LETTERS: Why it’s time to re-evaluate airspace safety

Plane that crashed in Londiani, Kericho County, last month killing five people on board. PHOTO | JOHN NJOROGE | NMG

What you need to know:

  • The rate at which air accidents have been happening in Kenya is quite alarming.
  • This makes it necessary to re-evaluate safety measures in place for airspace travel.

The shocking report of a helicopter crash that saw a Kenyan pilot and four American tourists die at Central Island National Park in Lake Turkana on Sunday evening is yet another clarion call to investigate the safety of the Kenyan airspace travel before it is too late.

Although accidents happen, we should not find it normal. The rate at which they have been happening and on a mode of transport that on a global scale is touted to be the safest, is quite alarming and should worry relevant agencies obligated to ensure the safety of air transport.

As the county mourns the victims of the crash, a keen observation of Kenyan’s aviation history in recent years makes it necessary to re-evaluate safety measures in place for airspace travel. Last month, a plane crashed in Londiani killing all five on board, including an American couple who were on vacation.

In January, a Cessna 152 II, 5Y-JUX, belonging to the Flight Training Centre crashed in a forest shortly after taking off from Kindaruma Airstrip in Machakos County. In November 2018, a plane carrying a trainee student crashed in Malindi.
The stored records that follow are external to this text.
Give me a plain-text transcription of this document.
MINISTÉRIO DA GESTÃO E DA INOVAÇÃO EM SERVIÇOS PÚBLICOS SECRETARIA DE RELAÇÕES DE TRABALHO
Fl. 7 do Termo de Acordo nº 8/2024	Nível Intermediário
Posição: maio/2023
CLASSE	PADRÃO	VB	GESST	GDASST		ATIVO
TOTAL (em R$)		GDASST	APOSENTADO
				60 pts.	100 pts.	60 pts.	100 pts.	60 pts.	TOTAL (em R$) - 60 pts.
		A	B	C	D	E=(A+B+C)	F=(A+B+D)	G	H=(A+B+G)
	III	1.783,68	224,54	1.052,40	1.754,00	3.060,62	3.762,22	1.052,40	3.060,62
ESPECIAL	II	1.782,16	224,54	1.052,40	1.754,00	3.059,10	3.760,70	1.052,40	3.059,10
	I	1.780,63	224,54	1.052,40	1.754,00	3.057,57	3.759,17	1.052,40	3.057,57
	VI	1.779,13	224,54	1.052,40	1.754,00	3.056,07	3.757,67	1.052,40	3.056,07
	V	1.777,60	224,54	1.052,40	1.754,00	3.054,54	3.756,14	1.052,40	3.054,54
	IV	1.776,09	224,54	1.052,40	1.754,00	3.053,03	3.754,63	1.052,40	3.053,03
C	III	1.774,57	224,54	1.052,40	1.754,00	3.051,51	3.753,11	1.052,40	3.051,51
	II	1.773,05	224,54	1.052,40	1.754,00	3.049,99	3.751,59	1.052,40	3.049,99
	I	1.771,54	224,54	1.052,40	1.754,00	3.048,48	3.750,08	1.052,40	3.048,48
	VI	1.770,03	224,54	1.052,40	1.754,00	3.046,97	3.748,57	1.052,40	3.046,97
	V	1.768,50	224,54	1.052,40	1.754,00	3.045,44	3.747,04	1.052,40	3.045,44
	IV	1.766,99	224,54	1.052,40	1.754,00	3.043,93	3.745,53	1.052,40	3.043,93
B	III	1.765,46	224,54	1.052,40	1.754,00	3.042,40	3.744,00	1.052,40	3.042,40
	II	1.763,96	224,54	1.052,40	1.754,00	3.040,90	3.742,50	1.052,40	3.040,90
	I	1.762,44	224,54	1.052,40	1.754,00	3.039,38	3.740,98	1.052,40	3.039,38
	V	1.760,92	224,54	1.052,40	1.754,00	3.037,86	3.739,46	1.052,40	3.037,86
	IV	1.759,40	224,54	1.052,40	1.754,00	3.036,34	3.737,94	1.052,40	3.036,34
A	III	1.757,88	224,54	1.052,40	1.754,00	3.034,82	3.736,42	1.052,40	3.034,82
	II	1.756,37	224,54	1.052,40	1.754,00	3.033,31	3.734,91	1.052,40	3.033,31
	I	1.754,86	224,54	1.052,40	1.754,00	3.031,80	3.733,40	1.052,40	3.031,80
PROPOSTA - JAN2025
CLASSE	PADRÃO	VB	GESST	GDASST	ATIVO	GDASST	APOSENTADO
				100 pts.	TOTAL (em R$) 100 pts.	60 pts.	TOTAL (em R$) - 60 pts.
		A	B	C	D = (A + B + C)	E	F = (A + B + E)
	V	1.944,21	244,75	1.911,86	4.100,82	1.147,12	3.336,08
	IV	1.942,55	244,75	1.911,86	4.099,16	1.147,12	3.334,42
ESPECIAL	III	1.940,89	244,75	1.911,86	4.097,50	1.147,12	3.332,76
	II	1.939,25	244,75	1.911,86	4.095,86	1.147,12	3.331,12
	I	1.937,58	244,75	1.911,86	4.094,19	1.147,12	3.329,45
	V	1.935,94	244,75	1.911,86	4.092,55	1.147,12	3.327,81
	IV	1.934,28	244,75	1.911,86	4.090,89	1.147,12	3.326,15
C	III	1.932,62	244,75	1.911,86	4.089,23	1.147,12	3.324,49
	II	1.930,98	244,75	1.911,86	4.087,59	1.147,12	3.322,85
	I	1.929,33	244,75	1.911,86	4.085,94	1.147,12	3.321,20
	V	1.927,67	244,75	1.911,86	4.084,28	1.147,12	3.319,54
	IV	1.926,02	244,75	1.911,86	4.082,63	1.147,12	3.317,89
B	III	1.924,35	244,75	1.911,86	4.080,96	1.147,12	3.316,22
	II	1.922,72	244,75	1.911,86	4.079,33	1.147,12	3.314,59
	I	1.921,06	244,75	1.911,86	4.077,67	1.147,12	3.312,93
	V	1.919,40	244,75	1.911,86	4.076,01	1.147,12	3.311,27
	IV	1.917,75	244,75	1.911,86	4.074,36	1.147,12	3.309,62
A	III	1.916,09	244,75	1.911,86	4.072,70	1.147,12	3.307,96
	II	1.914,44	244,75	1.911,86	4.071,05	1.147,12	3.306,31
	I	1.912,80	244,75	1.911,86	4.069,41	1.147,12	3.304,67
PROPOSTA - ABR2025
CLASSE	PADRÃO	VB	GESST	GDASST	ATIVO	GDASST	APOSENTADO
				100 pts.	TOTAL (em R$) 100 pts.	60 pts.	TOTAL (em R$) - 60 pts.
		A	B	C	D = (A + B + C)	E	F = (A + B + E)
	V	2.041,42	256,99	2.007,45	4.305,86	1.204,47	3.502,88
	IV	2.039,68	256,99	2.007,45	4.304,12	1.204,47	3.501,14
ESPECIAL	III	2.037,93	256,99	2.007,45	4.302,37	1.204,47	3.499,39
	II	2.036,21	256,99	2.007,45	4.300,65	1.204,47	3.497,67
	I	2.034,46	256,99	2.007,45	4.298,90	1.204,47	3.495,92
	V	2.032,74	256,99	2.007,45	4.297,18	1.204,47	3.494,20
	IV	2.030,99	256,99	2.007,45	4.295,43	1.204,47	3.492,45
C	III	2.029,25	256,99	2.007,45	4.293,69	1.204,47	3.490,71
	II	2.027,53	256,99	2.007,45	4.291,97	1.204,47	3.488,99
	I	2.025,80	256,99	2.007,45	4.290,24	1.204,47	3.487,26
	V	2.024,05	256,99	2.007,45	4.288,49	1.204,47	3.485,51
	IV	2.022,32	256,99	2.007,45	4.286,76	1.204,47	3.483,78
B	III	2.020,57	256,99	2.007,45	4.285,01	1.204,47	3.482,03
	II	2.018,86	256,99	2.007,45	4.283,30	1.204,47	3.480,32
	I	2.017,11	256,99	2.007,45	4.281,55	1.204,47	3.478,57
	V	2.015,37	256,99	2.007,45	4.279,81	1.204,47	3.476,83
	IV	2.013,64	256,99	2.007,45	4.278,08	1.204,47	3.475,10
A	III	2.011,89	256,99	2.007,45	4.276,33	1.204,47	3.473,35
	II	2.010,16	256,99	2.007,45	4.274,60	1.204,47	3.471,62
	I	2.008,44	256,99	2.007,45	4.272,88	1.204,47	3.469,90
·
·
Luckily in these two incidents, those on board survived.

In September 2018, the aviation agency revealed unnerving details of what would have been the most devastating air accident in Kenyan airspace in Naivasha when an Ethiopian Airlines plane and an Italian leisure plane missed collision by a whisker. It should also be remembered that in June 2018, a passenger plane belonging to FlySAX crashed in the Aberdares and ten on board died.

Safest year

In 2017, which was described as the safest year in the aviation industry across the world by Dutch consultancy To70, a helicopter hovering in Lake Nakuru crashed and killed all on board. The whereabouts of one of its passengers is yet to be ascertained, two years on.

According to the American National Safety Council, there is a 1 in 114 chance of dying in a car crash but slightly more than 86 times unlikely dying in air or space transport with odds standing at 1 in 9,821.

Although road and rail transport can be options and considerably cheap, they can be tedious and cumbersome to use, mainly for those with ability to choose a mode of transport they would like to use. Rail and road are slightly unpopular among the rich, the political class or particularly tourists as deny them an aerial view of nature to photograph or soothe their interests.

In regard to the plane crash in Lake Turkana, it is important to note that the road infrastructure between Chepararia in West Pokot and Kainuk in Turkana County, which is a stretch of 77 kilometres, is dilapidated, making air transport a necessity.

Nonetheless, and alluded earlier, Kenyans are becoming wealthier and air transport can only be their most preferred transport option. But endemic corruption can eviscerate the comfort, vim and vigor that is associated with air transport.

Collision of planes

If this argument holds, then its consequence would include things like the unanticipated collision of two planes at the Jomo Kenyatta International Airport (JKIA) in Nairobi last month. Needless to say, proper compensation of pilots, air traffic controllers and mechanics goes a long way in ensuring safety.

According to a consumer satisfaction survey report by the Kenya Civil Aviation Authority (KCAA), compliance is an average 50 percent. A multi-sector approach that seeks to find areas of improvement will go a long way in raising this perception index. Equally important, a rapid inquest into the safety of the aircraft, their routine maintenance and the competence of the pilots and air traffic controllers is crucial to off-set Kenyans’ general perception that there is a go-slow in investigating these incidences, whenever they occur.

While capacity building, leveraging on technology and providing adequate practical lessons in school laboratories will tame crashes involving trainees, to overcome the traditional explanations of cumulated fog and mist, clouds, darkness and winds as possible causes of accidents and which a section of people may reasonably or unreasonably hollow because Kenyans hold diverse views on these occurrences, geography, physics and economics of reason are necessary tools needed most in not only explaining why but in fronting solutions.